Profile: VKernel and the Economics of Virtualization

One company aims to measure virtualization's effect on the bottom line.

Alex Bakman is a key player in the Windows community. The founder of Ecora Software Corp., Bakman spends countless hours talking to customers and developers. A longtime entrepreneur, Bakman kept hearing about the next big thing -- and it was virtualization. So Bakman gave up his CEO role at Ecora, and last year founded VKernel Corp. in Portsmouth, N.H.

The aim? Build a complete management platform for virtual infrastructures, starting with VMware. VKernel's first aim was to bring some old-style concepts of shared computing to the new world of virtualization. Mainframes shops have long tracked usage by department, and charged back these groups for their fair share of mainframe time.

Virtualization is a form of shared computing, but without understanding who's using what, it's impossible to determine if the investments are worthwhile, or usage patterns fair.

"Now that we've tried distributed computing for about 20 years and have felt the pain of managing 1,000-plus small servers, the world has decided the mainframe concept was not so bad after all!" Bakman wrote on his Web site. "So here were are again shifting from lots of dedicated servers back to big machines with lots of memory, fast SAN storage and network. Call it what you like, I call it a mainframe built around the x86 architecture."

In the Beginning
Bakman looked around the market, and saw what he calls a "perfect storm" swirling around virtualization. The first storm element is the exploding market. The second factor is that the systems management arena in general is ruled by products too complex to easily install and use. The answer, he feels, is virtual appliances that offer only the functions the user actually needs.

"Everyone's going to be changing out systems management tools because of virtualization," Bakman believes.

So Bakman bet his company on the concept of small virtual applications with a minimal GUI that solve specific problems. VKernel appliances are small, with plug-and-play ease of installation. In fact, they aren't actually installed at all -- they just run on the target machine, because they're virtual machines (VMs) themselves.
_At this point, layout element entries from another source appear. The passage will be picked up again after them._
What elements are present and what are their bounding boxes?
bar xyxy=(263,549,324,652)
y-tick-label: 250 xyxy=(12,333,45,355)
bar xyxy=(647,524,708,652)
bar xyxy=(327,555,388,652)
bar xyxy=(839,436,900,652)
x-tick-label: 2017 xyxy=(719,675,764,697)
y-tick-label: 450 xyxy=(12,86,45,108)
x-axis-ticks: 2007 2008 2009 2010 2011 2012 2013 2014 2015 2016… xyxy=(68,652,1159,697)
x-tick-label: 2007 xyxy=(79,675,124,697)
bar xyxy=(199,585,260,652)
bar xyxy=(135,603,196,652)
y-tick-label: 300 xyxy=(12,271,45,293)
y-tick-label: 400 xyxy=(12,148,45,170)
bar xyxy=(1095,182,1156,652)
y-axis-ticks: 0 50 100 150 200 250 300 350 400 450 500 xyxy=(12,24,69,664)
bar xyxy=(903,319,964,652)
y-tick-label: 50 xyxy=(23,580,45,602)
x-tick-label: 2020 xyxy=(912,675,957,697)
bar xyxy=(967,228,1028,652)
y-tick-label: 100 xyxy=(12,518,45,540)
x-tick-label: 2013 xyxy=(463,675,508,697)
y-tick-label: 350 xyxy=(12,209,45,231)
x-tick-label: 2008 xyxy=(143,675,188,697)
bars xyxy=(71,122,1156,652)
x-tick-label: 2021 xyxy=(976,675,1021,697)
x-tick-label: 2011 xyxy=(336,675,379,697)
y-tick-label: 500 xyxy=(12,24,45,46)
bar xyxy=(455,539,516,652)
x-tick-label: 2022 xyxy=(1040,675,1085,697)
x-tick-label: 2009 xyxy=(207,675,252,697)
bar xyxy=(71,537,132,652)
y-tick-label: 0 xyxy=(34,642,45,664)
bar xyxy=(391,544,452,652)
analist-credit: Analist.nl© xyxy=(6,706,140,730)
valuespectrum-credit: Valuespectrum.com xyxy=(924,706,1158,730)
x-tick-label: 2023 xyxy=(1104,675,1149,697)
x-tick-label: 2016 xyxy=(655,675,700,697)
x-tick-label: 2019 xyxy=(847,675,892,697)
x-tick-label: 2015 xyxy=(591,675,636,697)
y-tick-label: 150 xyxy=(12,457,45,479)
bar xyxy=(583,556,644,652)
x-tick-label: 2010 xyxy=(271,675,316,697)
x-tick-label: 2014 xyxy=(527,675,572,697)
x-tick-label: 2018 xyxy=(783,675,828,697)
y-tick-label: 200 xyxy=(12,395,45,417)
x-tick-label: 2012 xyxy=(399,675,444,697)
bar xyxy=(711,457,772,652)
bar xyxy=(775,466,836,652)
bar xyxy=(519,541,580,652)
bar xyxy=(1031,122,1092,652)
"We're using virtualization itself to deliver technology, to just give them the features they need. You download, plug it in, and it works," Bakman notes.

Andi Mann, research director for Enterprise Management Associates Inc. in Boulder, Colo., recently researched what drives buying decisions for data center software. The top two factors by far? Ease of use and ease of deployment. Mann asked about hardware appliances, and even with those there were concerns. Physical appliances can be troublesome because of hardware standards and policies, IT pros told Mann.

Enter the VM appliance, of which Mann is a fan. "They're easy to move around, and easy to scale up," Mann maintains.

First in Line
First out of the blocks was the VKernel Chargeback appliance. It tracks what resources each VM uses and which groups use that VM. Costs can then be generated based on processor, storage or network use. Reports can be sent to departments detailing this use, and allocating costs.

The tool has default values for usage, but IT can customize these chargeback calculations. And the graphical Capacity Availability Maps feature shows where there's excess capacity, so constrained VMs can be redeployed.

By using these maps, hardware can be properly utilized; that leads to instant green computing.

Money to Grow

Early this year VKernel Corp. picked up $4.6 million in venture funding, which it will spend on sales, marketing and development. More interesting is that Mitch Kertzman, of Hummer Winblad Ventures, joins the VKernel board.

Haven't heard of Kertzman? He only founded Powersoft Corp., which was acquired by Sybase Inc. He then ran Sybase as chairman and CEO. Oh, that Kertzman!



And Now ...
The company's latest tool is Capacity Analyzer. Virtual infrastructures are prone to bottlenecks, as you're often putting multiple VMs on a single device originally built for one OS. I/O-intensive apps are the biggest culprits, which is why they tend to be the last ones virtualized.

Capacity Analyzer discovers your VMs and associated resources -- resource pools, clusters, hosts and so on -- then tracks the way ESX VMs use the network, and the key hardware elements like CPU, RAM and storage. The data can be used for day-to-day reallocation of resources as well as long-range planning. But the most immediate use is for spotting bottlenecks before they become critical. Alerts can be sent when pre-set thresholds, such as exceeding capacity or too-fast growth in resource usage, are exceeded.

VKernel now bundles both Chargeback and Capacity Analyzer as the VKernel Virtual Appliance Management Suite. Not just a bundling deal, both tools use the same SQL Server or Oracle database.

With these tools, IT doesn't have to guess as much about total cost of ownership or return on investment.

Currently, VKernel tools support VMware, but they're built so they can work with any hypervisor.

"The app itself is a VM; it doesn't care what hypervisor it runs on," Bakman explains.

That includes Hyper-V, which is very much in VKernel's future. "I'm convinced that when Hyper-V gets out, it will get a lot of organizations moving quickly toward virtualization," Bakman believes. VMware is also still pretty expensive, giving Hyper-V a chance to commoditize and expand the market.

The appliance model could turn companies like VKernel into publishing concerns, where they sell appliances created by developers, and even IT pros.